Theory of inelastic light scattering in spin-1 systems: resonant regimes and detection of quadrupolar order

TL;DR

This paper develops a theoretical framework for inelastic light scattering in spin-1 quantum magnets, revealing two resonant regimes and proposing Raman scattering as a tool to detect quadrupolar order.

Contribution

It introduces a new theoretical approach for inelastic light scattering in spin-1 systems, highlighting two distinct resonant regimes and their implications for probing quadrupolar order.

Findings

Two resonant regimes depending on incident photon energy.

Standard Loudon-Fleury operator applies at lower energies.

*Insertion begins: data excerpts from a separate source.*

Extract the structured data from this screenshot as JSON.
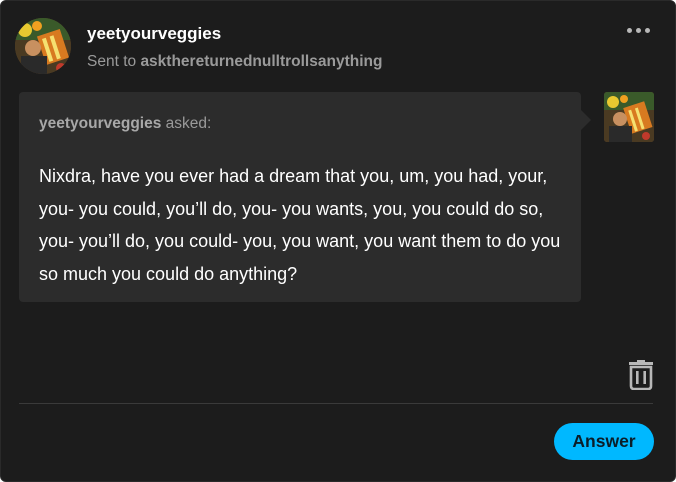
{
  "post": {
    "author": "yeetyourveggies",
    "sent_to_label": "Sent to",
    "recipient": "askthereturnednulltrollsanything",
    "more_icon": "more-horizontal-icon"
  },
  "ask": {
    "asker": "yeetyourveggies",
    "asked_label": "asked:",
    "question": "Nixdra, have you ever had a dream that you, um, you had, your, you- you could, you’ll do, you- you wants, you, you could do so, you- you’ll do, you could- you, you want, you want them to do you so much you could do anything?"
  },
  "actions": {
    "delete_icon": "trash-icon",
    "answer_label": "Answer"
  },
  "colors": {
    "background": "#1c1c1c",
    "bubble": "#2c2c2c",
    "accent": "#00b8ff"
  }
}
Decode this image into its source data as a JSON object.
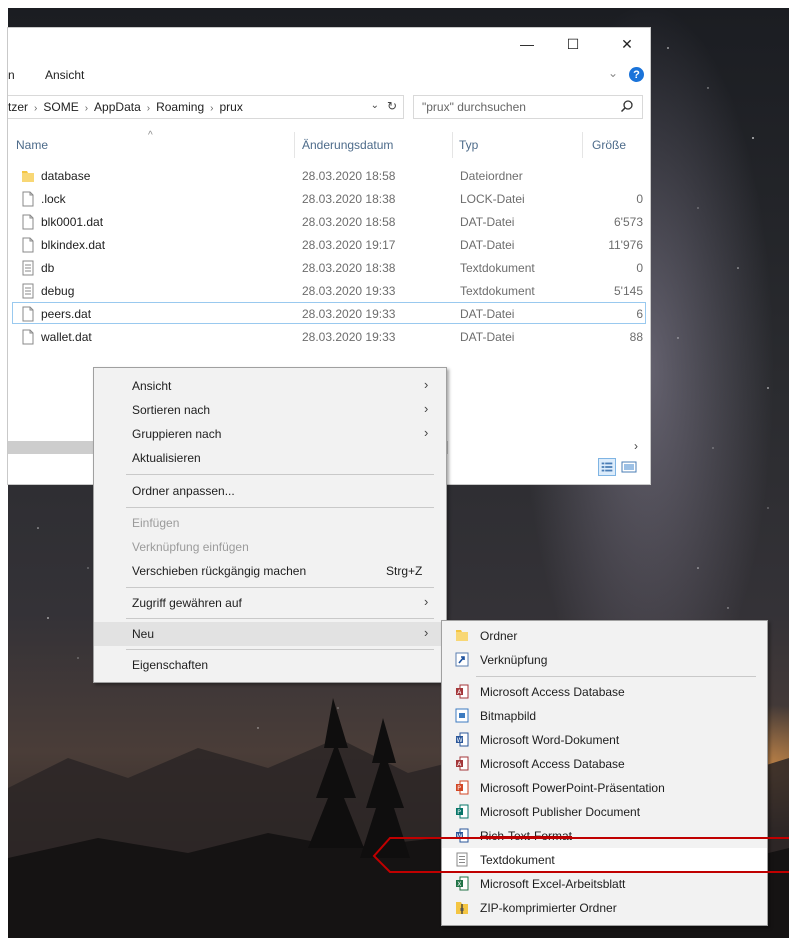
{
  "window": {
    "controls": {
      "minimize": "—",
      "maximize": "☐",
      "close": "✕"
    },
    "ribbon": {
      "tab_partial": "n",
      "tab_view": "Ansicht",
      "expand": "⌄",
      "help": "?"
    },
    "address": {
      "segments": [
        "tzer",
        "SOME",
        "AppData",
        "Roaming",
        "prux"
      ],
      "separator": "›",
      "dropdown": "⌄",
      "refresh": "↻"
    },
    "search": {
      "placeholder": "\"prux\" durchsuchen"
    },
    "columns": {
      "name": "Name",
      "date": "Änderungsdatum",
      "type": "Typ",
      "size": "Größe"
    },
    "files": [
      {
        "name": "database",
        "date": "28.03.2020 18:58",
        "type": "Dateiordner",
        "size": "",
        "icon": "folder-icon"
      },
      {
        "name": ".lock",
        "date": "28.03.2020 18:38",
        "type": "LOCK-Datei",
        "size": "0",
        "icon": "file-icon"
      },
      {
        "name": "blk0001.dat",
        "date": "28.03.2020 18:58",
        "type": "DAT-Datei",
        "size": "6'573",
        "icon": "file-icon"
      },
      {
        "name": "blkindex.dat",
        "date": "28.03.2020 19:17",
        "type": "DAT-Datei",
        "size": "11'976",
        "icon": "file-icon"
      },
      {
        "name": "db",
        "date": "28.03.2020 18:38",
        "type": "Textdokument",
        "size": "0",
        "icon": "text-file-icon"
      },
      {
        "name": "debug",
        "date": "28.03.2020 19:33",
        "type": "Textdokument",
        "size": "5'145",
        "icon": "text-file-icon"
      },
      {
        "name": "peers.dat",
        "date": "28.03.2020 19:33",
        "type": "DAT-Datei",
        "size": "6",
        "icon": "file-icon"
      },
      {
        "name": "wallet.dat",
        "date": "28.03.2020 19:33",
        "type": "DAT-Datei",
        "size": "88",
        "icon": "file-icon"
      }
    ],
    "scroll_right": "›"
  },
  "context_menu": {
    "items": [
      {
        "label": "Ansicht",
        "arrow": "›"
      },
      {
        "label": "Sortieren nach",
        "arrow": "›"
      },
      {
        "label": "Gruppieren nach",
        "arrow": "›"
      },
      {
        "label": "Aktualisieren"
      },
      {
        "label": "Ordner anpassen..."
      },
      {
        "label": "Einfügen"
      },
      {
        "label": "Verknüpfung einfügen"
      },
      {
        "label": "Verschieben rückgängig machen",
        "shortcut": "Strg+Z"
      },
      {
        "label": "Zugriff gewähren auf",
        "arrow": "›"
      },
      {
        "label": "Neu",
        "arrow": "›"
      },
      {
        "label": "Eigenschaften"
      }
    ]
  },
  "submenu_new": {
    "items": [
      {
        "label": "Ordner",
        "icon": "folder-icon"
      },
      {
        "label": "Verknüpfung",
        "icon": "shortcut-icon"
      },
      {
        "label": "Microsoft Access Database",
        "icon": "access-icon"
      },
      {
        "label": "Bitmapbild",
        "icon": "bitmap-icon"
      },
      {
        "label": "Microsoft Word-Dokument",
        "icon": "word-icon"
      },
      {
        "label": "Microsoft Access Database",
        "icon": "access-icon"
      },
      {
        "label": "Microsoft PowerPoint-Präsentation",
        "icon": "powerpoint-icon"
      },
      {
        "label": "Microsoft Publisher Document",
        "icon": "publisher-icon"
      },
      {
        "label": "Rich-Text-Format",
        "icon": "rtf-icon"
      },
      {
        "label": "Textdokument",
        "icon": "text-file-icon"
      },
      {
        "label": "Microsoft Excel-Arbeitsblatt",
        "icon": "excel-icon"
      },
      {
        "label": "ZIP-komprimierter Ordner",
        "icon": "zip-folder-icon"
      }
    ]
  },
  "colors": {
    "accent_blue": "#1a73d9",
    "header_text": "#4d6b8a",
    "annotation_red": "#c00000",
    "menu_bg": "#f2f2f2"
  }
}
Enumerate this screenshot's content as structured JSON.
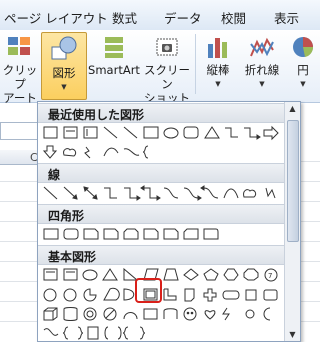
{
  "tabs": [
    "ページ レイアウト",
    "数式",
    "データ",
    "校閲",
    "表示"
  ],
  "ribbon": {
    "clipart": [
      "クリップ",
      "アート"
    ],
    "shapes": "図形",
    "smartart": "SmartArt",
    "screenshot": [
      "スクリーン",
      "ショット"
    ],
    "bar_chart": "縦棒",
    "line_chart": "折れ線",
    "pie_chart": "円"
  },
  "sheet": {
    "column_label": "C"
  },
  "gallery": {
    "categories": [
      "最近使用した図形",
      "線",
      "四角形",
      "基本図形"
    ]
  },
  "colors": {
    "selection": "#d9201a",
    "shape_button": "#fbcf5f"
  }
}
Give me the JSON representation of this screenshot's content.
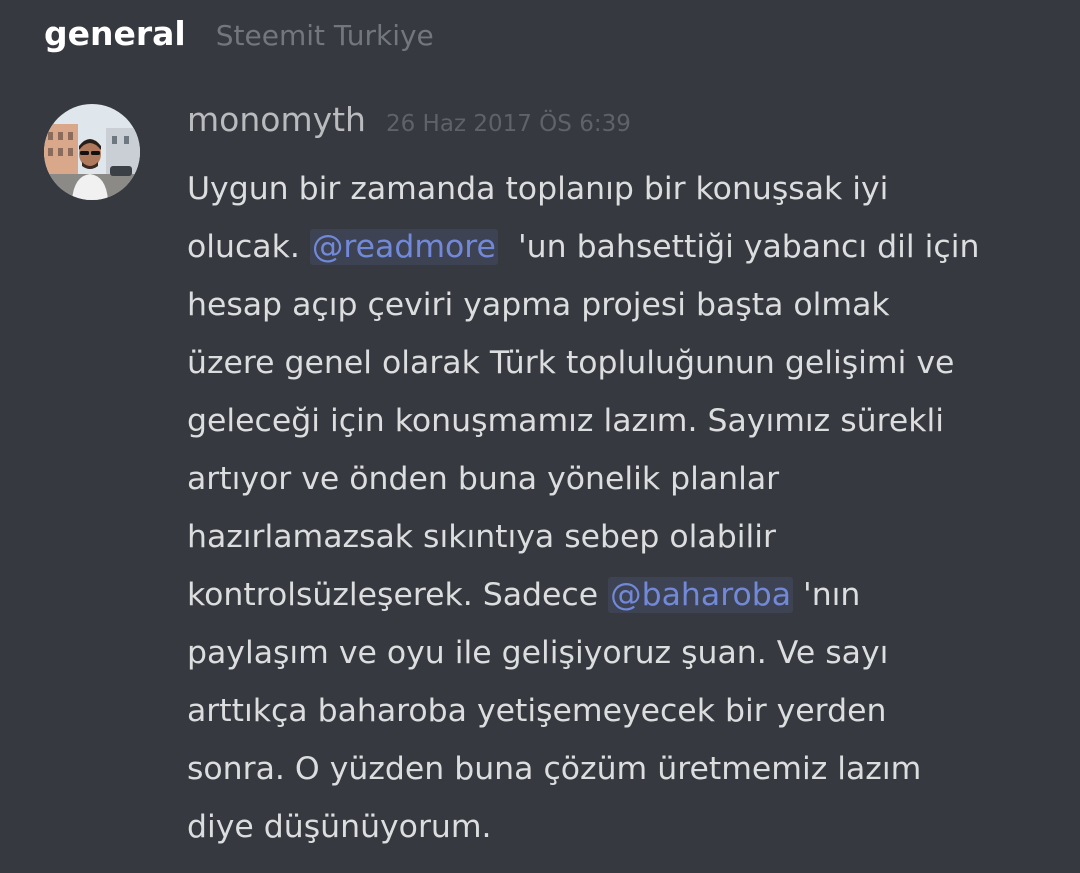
{
  "header": {
    "channel": "general",
    "server": "Steemit Turkiye"
  },
  "message": {
    "author": "monomyth",
    "timestamp": "26 Haz 2017 ÖS 6:39",
    "lines": [
      [
        {
          "text": "Uygun bir zamanda toplanıp bir konuşsak iyi"
        }
      ],
      [
        {
          "text": "olucak. "
        },
        {
          "mention": "@readmore"
        },
        {
          "text": "  'un bahsettiği yabancı dil için"
        }
      ],
      [
        {
          "text": "hesap açıp çeviri yapma projesi başta olmak"
        }
      ],
      [
        {
          "text": "üzere genel olarak Türk topluluğunun gelişimi ve"
        }
      ],
      [
        {
          "text": "geleceği için konuşmamız lazım. Sayımız sürekli"
        }
      ],
      [
        {
          "text": "artıyor ve önden buna yönelik planlar"
        }
      ],
      [
        {
          "text": "hazırlamazsak sıkıntıya sebep olabilir"
        }
      ],
      [
        {
          "text": "kontrolsüzleşerek. Sadece "
        },
        {
          "mention": "@baharoba"
        },
        {
          "text": " 'nın"
        }
      ],
      [
        {
          "text": "paylaşım ve oyu ile gelişiyoruz şuan. Ve sayı"
        }
      ],
      [
        {
          "text": "arttıkça baharoba yetişemeyecek bir yerden"
        }
      ],
      [
        {
          "text": "sonra. O yüzden buna çözüm üretmemiz lazım"
        }
      ],
      [
        {
          "text": "diye düşünüyorum."
        }
      ]
    ]
  },
  "colors": {
    "background": "#36393f",
    "mention": "#7289da",
    "text": "#dcddde"
  },
  "icons": {
    "avatar": "user-avatar-photo"
  }
}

Biquadratic coupling dominates at higher energies.

Abstract

Motivated by the lack of an obvious spectroscopic probe to investigate non-conventional order such as quadrupolar orders in spin S>1/2 systems, we present a theoretical approach to inelastic light scattering for spin-1 quantum magnets in the context of a two-band Hubbard model. In contrast to the S=1/2 case, where the only type of local excited state is a doubly occupied state of energy $U$, several local excited states with occupation up to 4 electrons are present. As a consequence, we show that two distinct resonating scattering regimes can be accessed depending on the incident photon energy. For $\hbar\omega_{in}\lesssim U$, the standard Loudon-Fleury operator remains the leading term of the expansion as in the spin-1/2 case. For $\hbar\omega_{in}\lesssim4U$, a second resonant regime is found with a leading term that takes the form of a biquadratic coupling $\sim({\bf S}_{i}\cdot{\bf S}_{j)^{2}$. Consequences for the Raman spectra of S=1 magnets with magnetic or quadrupolar order are discussed. Raman scattering appears to be a powerful probe of quadrupolar order.